- EQIX has an average dollar-volume (as measured by average daily share volume multiplied by share price) of $192.8 million.
- EQIX has traded 1.5 million shares today.
- EQIX is trading at 17.24 times the normal volume for the stock at this time of day.
- EQIX is trading at a new low 4.09% below yesterday's close.
'Weak on High Relative Volume' stocks are worth watching because major volume moves tend to indicate underlying activity such as material stock news, analyst downgrades, insider selling, selling from 'superinvestors,' or that hedge funds and traders are piling out of a stock ahead of a catalyst. Regardless of the impetus behind the price and volume action, when a stock moves with strength and volume it can indicate the start of a new trend on which early investors can capitalize (or avoid losses by trimming weak positions). In the event of a well-timed trading opportunity, combining technical indicators with fundamental trends and a disciplined trading methodology should help you take the first steps towards investment success. EXCLUSIVE OFFER: Get the inside scoop on opportunities in EQIX with the Ticky from Trade-Ideas. See the FREE profile for EQIX NOW at Trade-Ideas More details on EQIX: Equinix, Inc. provides data center services to protect and connect the information assets for the enterprises, financial services companies, and content and network providers primarily in the Americas, Europe, the Middle East, Africa, and the Asia-Pacific. EQIX has a PE ratio of 72.7. Currently there are 14 analysts that rate Equinix a buy, no analysts rate it a sell, and 4 rate it a hold. The average volume for Equinix has been 1.1 million shares per day over the past 30 days. Equinix has a market cap of $9.6 billion and is part of the technology sector and internet industry. The stock has a beta of 1.10 and a short float of 24.1% with 11.61 days to cover. Shares are down 5.8% year to date as of the close of trading on Tuesday. STOCKS TO BUY: TheStreet Quant Ratings has identified a handful of stocks that can potentially TRIPLE in the next 12-months. Learn more. TheStreetRatings.com Analysis: TheStreet Quant Ratings rates Equinix as a buy. The company's strengths can be seen in multiple areas, such as its robust revenue growth, reasonable valuation levels, expanding profit margins, increase in stock price during the past year and increase in net income. We feel these strengths outweigh the fact that the company shows weak operating cash flow. Highlights from the ratings report include:
- Despite its growing revenue, the company underperformed as compared with the industry average of 21.9%. Since the same quarter one year prior, revenues rose by 17.2%. This growth in revenue does not appear to have trickled down to the company's bottom line, displaying stagnant earnings per share.

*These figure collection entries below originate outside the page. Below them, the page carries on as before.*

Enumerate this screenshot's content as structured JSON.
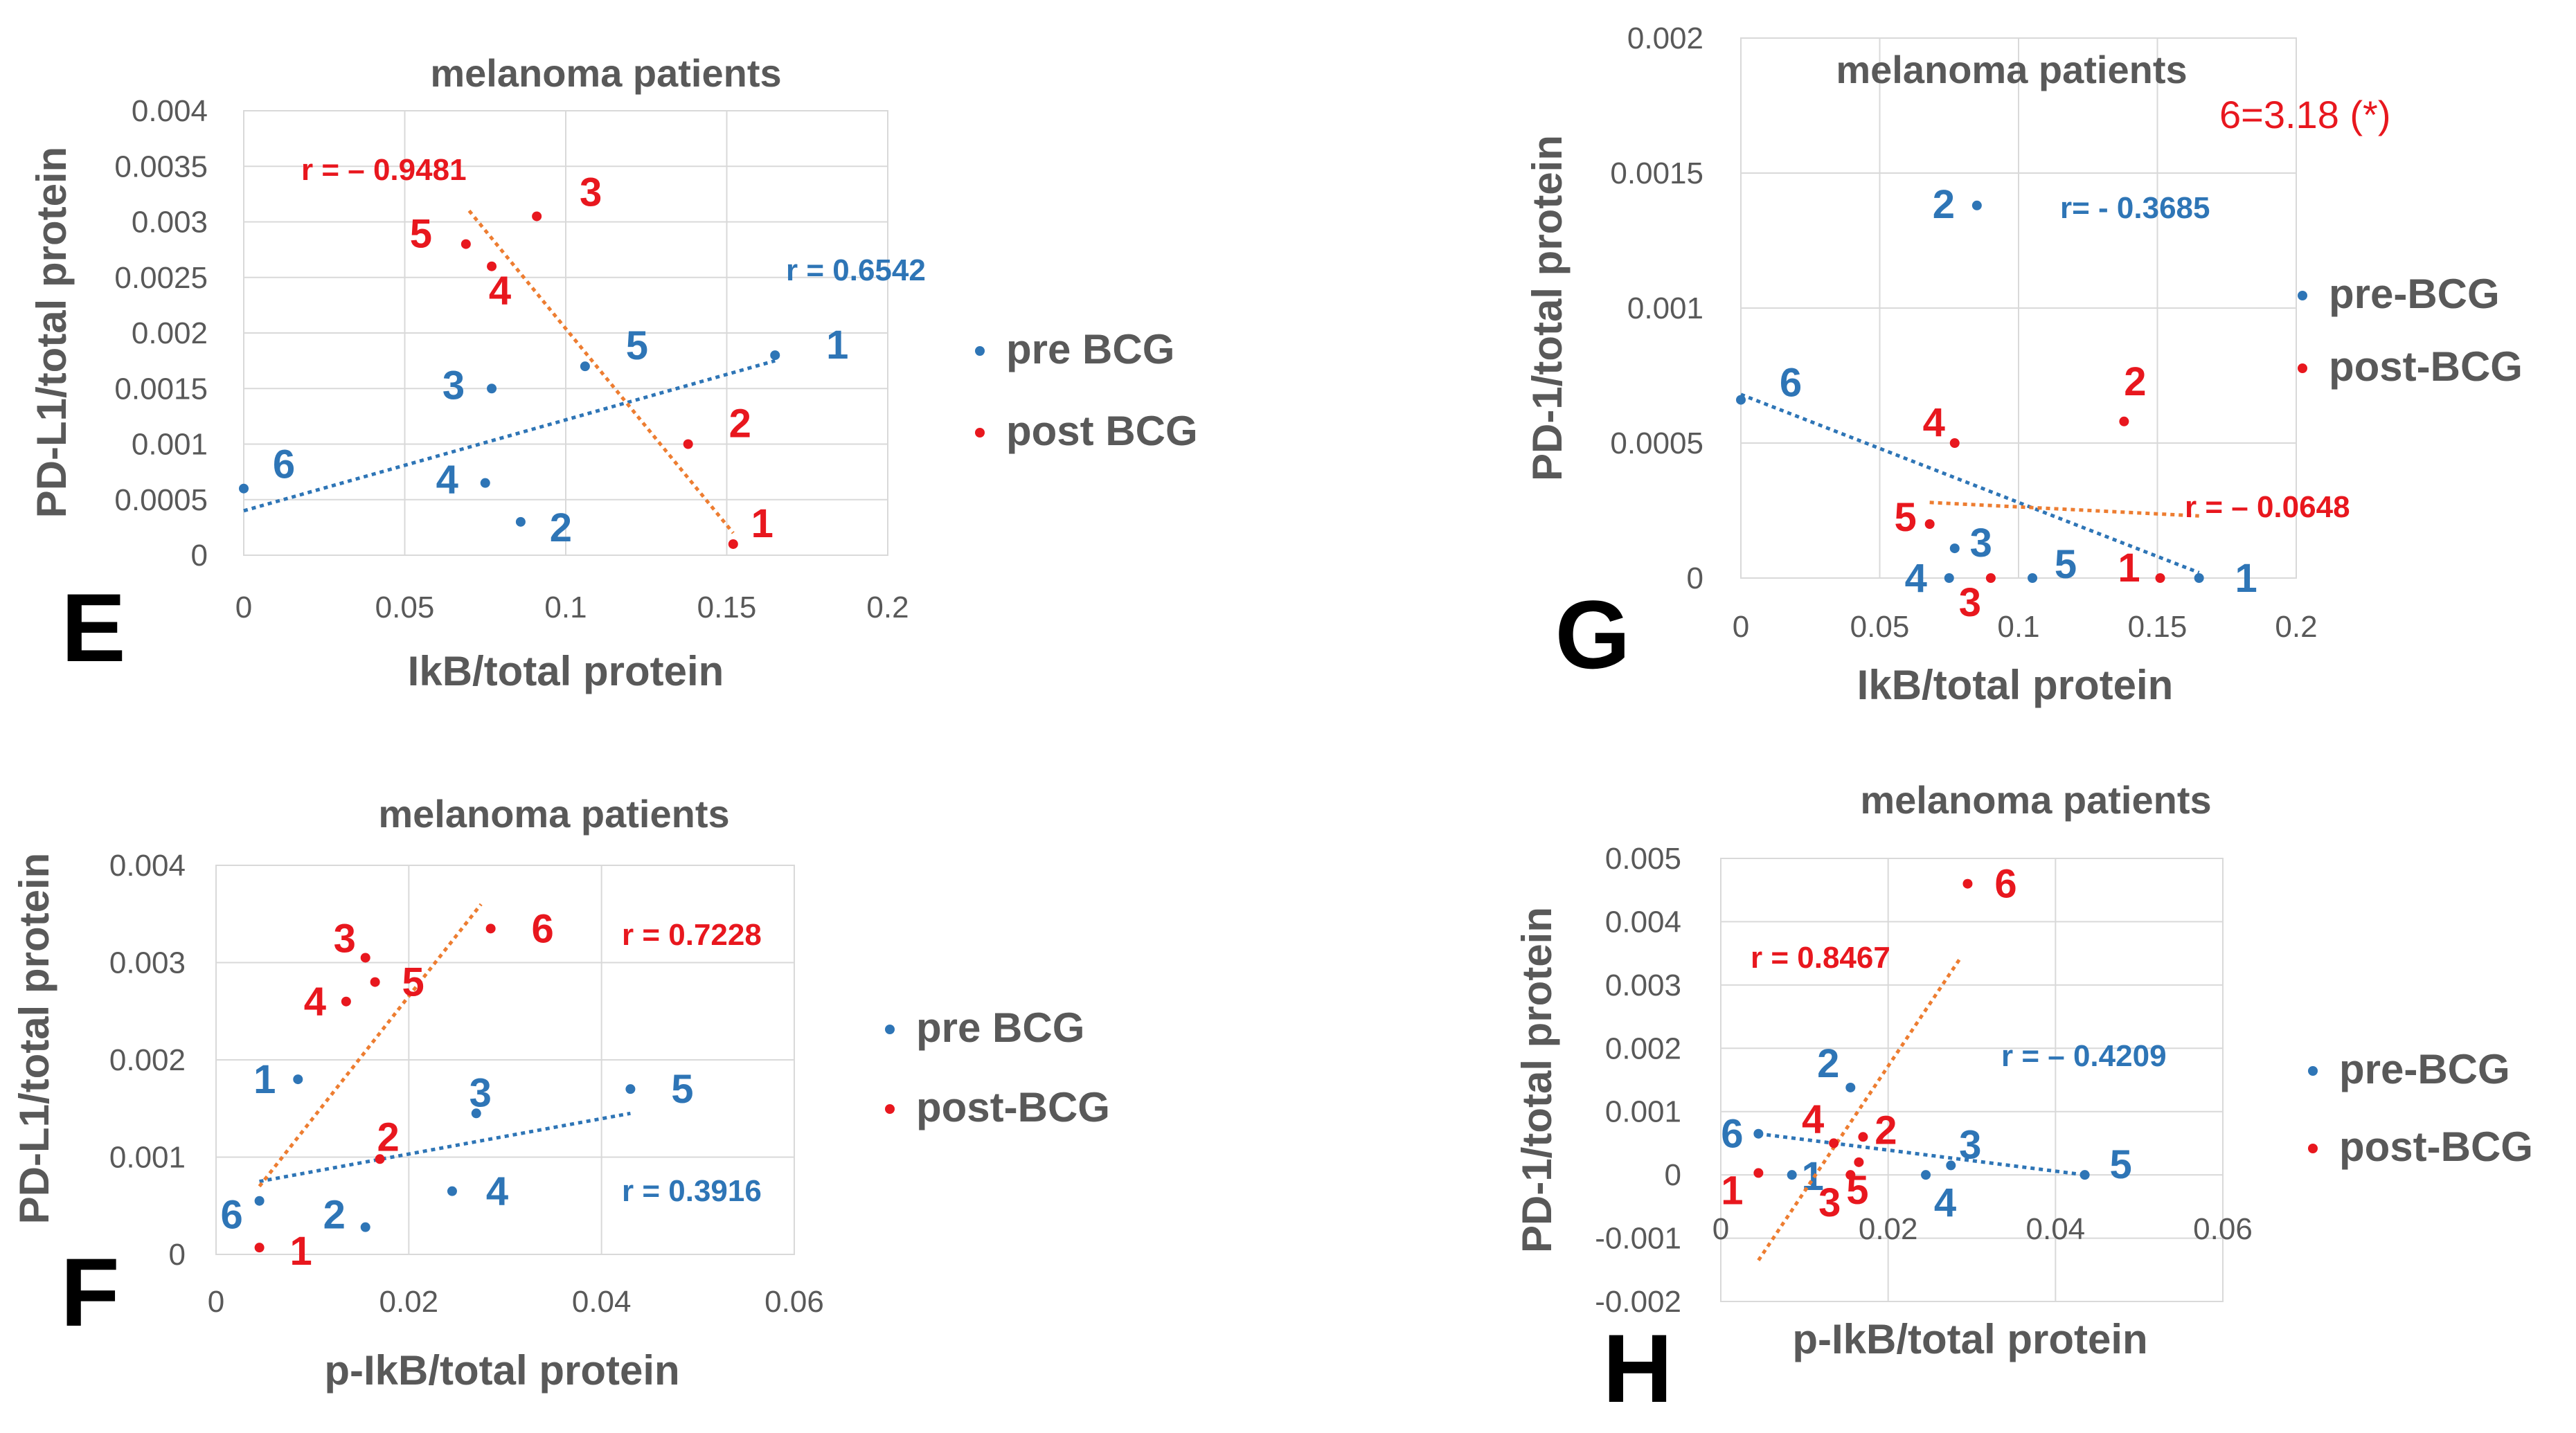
{
  "colors": {
    "pre": "#2e75b6",
    "post": "#e8171e",
    "post_trend": "#ed7d31",
    "grid": "#d9d9d9",
    "frame": "#d9d9d9"
  },
  "chart_data": [
    {
      "panel": "E",
      "type": "scatter",
      "title": "melanoma patients",
      "xlabel": "IkB/total protein",
      "ylabel": "PD-L1/total protein",
      "xlim": [
        0,
        0.2
      ],
      "ylim": [
        0,
        0.004
      ],
      "xticks": [
        0,
        0.05,
        0.1,
        0.15,
        0.2
      ],
      "yticks": [
        0,
        0.0005,
        0.001,
        0.0015,
        0.002,
        0.0025,
        0.003,
        0.0035,
        0.004
      ],
      "xtick_labels": [
        "0",
        "0.05",
        "0.1",
        "0.15",
        "0.2"
      ],
      "ytick_labels": [
        "0",
        "0.0005",
        "0.001",
        "0.0015",
        "0.002",
        "0.0025",
        "0.003",
        "0.0035",
        "0.004"
      ],
      "note": "",
      "series": [
        {
          "name": "pre BCG",
          "color_key": "pre",
          "points": [
            {
              "label": "1",
              "x": 0.165,
              "y": 0.0018
            },
            {
              "label": "2",
              "x": 0.086,
              "y": 0.0003
            },
            {
              "label": "3",
              "x": 0.077,
              "y": 0.0015
            },
            {
              "label": "4",
              "x": 0.075,
              "y": 0.00065
            },
            {
              "label": "5",
              "x": 0.106,
              "y": 0.0017
            },
            {
              "label": "6",
              "x": 0.0,
              "y": 0.0006
            }
          ],
          "trend": {
            "x": [
              0,
              0.165
            ],
            "y": [
              0.0004,
              0.00175
            ]
          },
          "r": "r = 0.6542"
        },
        {
          "name": "post BCG",
          "color_key": "post",
          "points": [
            {
              "label": "1",
              "x": 0.152,
              "y": 0.0001
            },
            {
              "label": "2",
              "x": 0.138,
              "y": 0.001
            },
            {
              "label": "3",
              "x": 0.091,
              "y": 0.00305
            },
            {
              "label": "4",
              "x": 0.077,
              "y": 0.0026
            },
            {
              "label": "5",
              "x": 0.069,
              "y": 0.0028
            }
          ],
          "trend": {
            "x": [
              0.07,
              0.152
            ],
            "y": [
              0.0031,
              0.0002
            ]
          },
          "r": "r = – 0.9481"
        }
      ]
    },
    {
      "panel": "F",
      "type": "scatter",
      "title": "melanoma patients",
      "xlabel": "p-IkB/total protein",
      "ylabel": "PD-L1/total protein",
      "xlim": [
        0,
        0.06
      ],
      "ylim": [
        0,
        0.004
      ],
      "xticks": [
        0,
        0.02,
        0.04,
        0.06
      ],
      "yticks": [
        0,
        0.001,
        0.002,
        0.003,
        0.004
      ],
      "xtick_labels": [
        "0",
        "0.02",
        "0.04",
        "0.06"
      ],
      "ytick_labels": [
        "0",
        "0.001",
        "0.002",
        "0.003",
        "0.004"
      ],
      "note": "",
      "series": [
        {
          "name": "pre BCG",
          "color_key": "pre",
          "points": [
            {
              "label": "1",
              "x": 0.0085,
              "y": 0.0018
            },
            {
              "label": "2",
              "x": 0.0155,
              "y": 0.00028
            },
            {
              "label": "3",
              "x": 0.027,
              "y": 0.00145
            },
            {
              "label": "4",
              "x": 0.0245,
              "y": 0.00065
            },
            {
              "label": "5",
              "x": 0.043,
              "y": 0.0017
            },
            {
              "label": "6",
              "x": 0.0045,
              "y": 0.00055
            }
          ],
          "trend": {
            "x": [
              0.0045,
              0.043
            ],
            "y": [
              0.00075,
              0.00145
            ]
          },
          "r": "r = 0.3916"
        },
        {
          "name": "post-BCG",
          "color_key": "post",
          "points": [
            {
              "label": "1",
              "x": 0.0045,
              "y": 7e-05
            },
            {
              "label": "2",
              "x": 0.017,
              "y": 0.00098
            },
            {
              "label": "3",
              "x": 0.0155,
              "y": 0.00305
            },
            {
              "label": "4",
              "x": 0.0135,
              "y": 0.0026
            },
            {
              "label": "5",
              "x": 0.0165,
              "y": 0.0028
            },
            {
              "label": "6",
              "x": 0.0285,
              "y": 0.00335
            }
          ],
          "trend": {
            "x": [
              0.0045,
              0.0275
            ],
            "y": [
              0.0007,
              0.0036
            ]
          },
          "r": "r = 0.7228"
        }
      ]
    },
    {
      "panel": "G",
      "type": "scatter",
      "title": "melanoma patients",
      "xlabel": "IkB/total protein",
      "ylabel": "PD-1/total protein",
      "xlim": [
        0,
        0.2
      ],
      "ylim": [
        0,
        0.002
      ],
      "xticks": [
        0,
        0.05,
        0.1,
        0.15,
        0.2
      ],
      "yticks": [
        0,
        0.0005,
        0.001,
        0.0015,
        0.002
      ],
      "xtick_labels": [
        "0",
        "0.05",
        "0.1",
        "0.15",
        "0.2"
      ],
      "ytick_labels": [
        "0",
        "0.0005",
        "0.001",
        "0.0015",
        "0.002"
      ],
      "note": "6=3.18 (*)",
      "series": [
        {
          "name": "pre-BCG",
          "color_key": "pre",
          "points": [
            {
              "label": "1",
              "x": 0.165,
              "y": 0.0
            },
            {
              "label": "2",
              "x": 0.085,
              "y": 0.00138
            },
            {
              "label": "3",
              "x": 0.077,
              "y": 0.00011
            },
            {
              "label": "4",
              "x": 0.075,
              "y": 0.0
            },
            {
              "label": "5",
              "x": 0.105,
              "y": 0.0
            },
            {
              "label": "6",
              "x": 0.0,
              "y": 0.00066
            }
          ],
          "trend": {
            "x": [
              0,
              0.165
            ],
            "y": [
              0.00068,
              2e-05
            ]
          },
          "r": "r= - 0.3685"
        },
        {
          "name": "post-BCG",
          "color_key": "post",
          "points": [
            {
              "label": "1",
              "x": 0.151,
              "y": 0.0
            },
            {
              "label": "2",
              "x": 0.138,
              "y": 0.00058
            },
            {
              "label": "3",
              "x": 0.09,
              "y": 0.0
            },
            {
              "label": "4",
              "x": 0.077,
              "y": 0.0005
            },
            {
              "label": "5",
              "x": 0.068,
              "y": 0.0002
            }
          ],
          "trend": {
            "x": [
              0.068,
              0.165
            ],
            "y": [
              0.00028,
              0.00023
            ]
          },
          "r": "r = – 0.0648"
        }
      ]
    },
    {
      "panel": "H",
      "type": "scatter",
      "title": "melanoma patients",
      "xlabel": "p-IkB/total protein",
      "ylabel": "PD-1/total protein",
      "xlim": [
        0,
        0.06
      ],
      "ylim": [
        -0.002,
        0.005
      ],
      "xticks": [
        0,
        0.02,
        0.04,
        0.06
      ],
      "yticks": [
        -0.002,
        -0.001,
        0,
        0.001,
        0.002,
        0.003,
        0.004,
        0.005
      ],
      "xtick_labels": [
        "0",
        "0.02",
        "0.04",
        "0.06"
      ],
      "ytick_labels": [
        "-0.002",
        "-0.001",
        "0",
        "0.001",
        "0.002",
        "0.003",
        "0.004",
        "0.005"
      ],
      "note": "",
      "series": [
        {
          "name": "pre-BCG",
          "color_key": "pre",
          "points": [
            {
              "label": "1",
              "x": 0.0085,
              "y": 0.0
            },
            {
              "label": "2",
              "x": 0.0155,
              "y": 0.00138
            },
            {
              "label": "3",
              "x": 0.0275,
              "y": 0.00015
            },
            {
              "label": "4",
              "x": 0.0245,
              "y": 0.0
            },
            {
              "label": "5",
              "x": 0.0435,
              "y": 0.0
            },
            {
              "label": "6",
              "x": 0.0045,
              "y": 0.00065
            }
          ],
          "trend": {
            "x": [
              0.0045,
              0.0435
            ],
            "y": [
              0.00065,
              0.0
            ]
          },
          "r": "r = – 0.4209"
        },
        {
          "name": "post-BCG",
          "color_key": "post",
          "points": [
            {
              "label": "1",
              "x": 0.0045,
              "y": 3e-05
            },
            {
              "label": "2",
              "x": 0.017,
              "y": 0.0006
            },
            {
              "label": "3",
              "x": 0.0155,
              "y": 0.0
            },
            {
              "label": "4",
              "x": 0.0135,
              "y": 0.0005
            },
            {
              "label": "5",
              "x": 0.0165,
              "y": 0.0002
            },
            {
              "label": "6",
              "x": 0.0295,
              "y": 0.0046
            }
          ],
          "trend": {
            "x": [
              0.0045,
              0.0285
            ],
            "y": [
              -0.00135,
              0.0034
            ]
          },
          "r": "r = 0.8467"
        }
      ]
    }
  ]
}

- EQUINIX INC reported flat earnings per share in the most recent quarter. This company has reported somewhat volatile earnings recently. But, we feel it is poised for EPS growth in the coming year. During the past fiscal year, EQUINIX INC increased its bottom line by earning $2.66 versus $1.71 in the prior year. This year, the market expects an improvement in earnings ($3.17 versus $2.66).
- The gross profit margin for EQUINIX INC is currently very high, coming in at 70.70%. Regardless of EQIX's high profit margin, it has managed to decrease from the same period last year. Despite the mixed results of the gross profit margin, EQIX's net profit margin of 6.90% is significantly lower than the industry average.
- Compared to where it was a year ago today, the stock is now trading at a higher level, regardless of the company's weak earnings results. Looking ahead, the stock's rise over the last year has already helped drive it to a level which is relatively expensive compared to the rest of its industry. We feel, however, that the other strengths this company displays justify these higher price levels.
- You can view the full Equinix Ratings Report.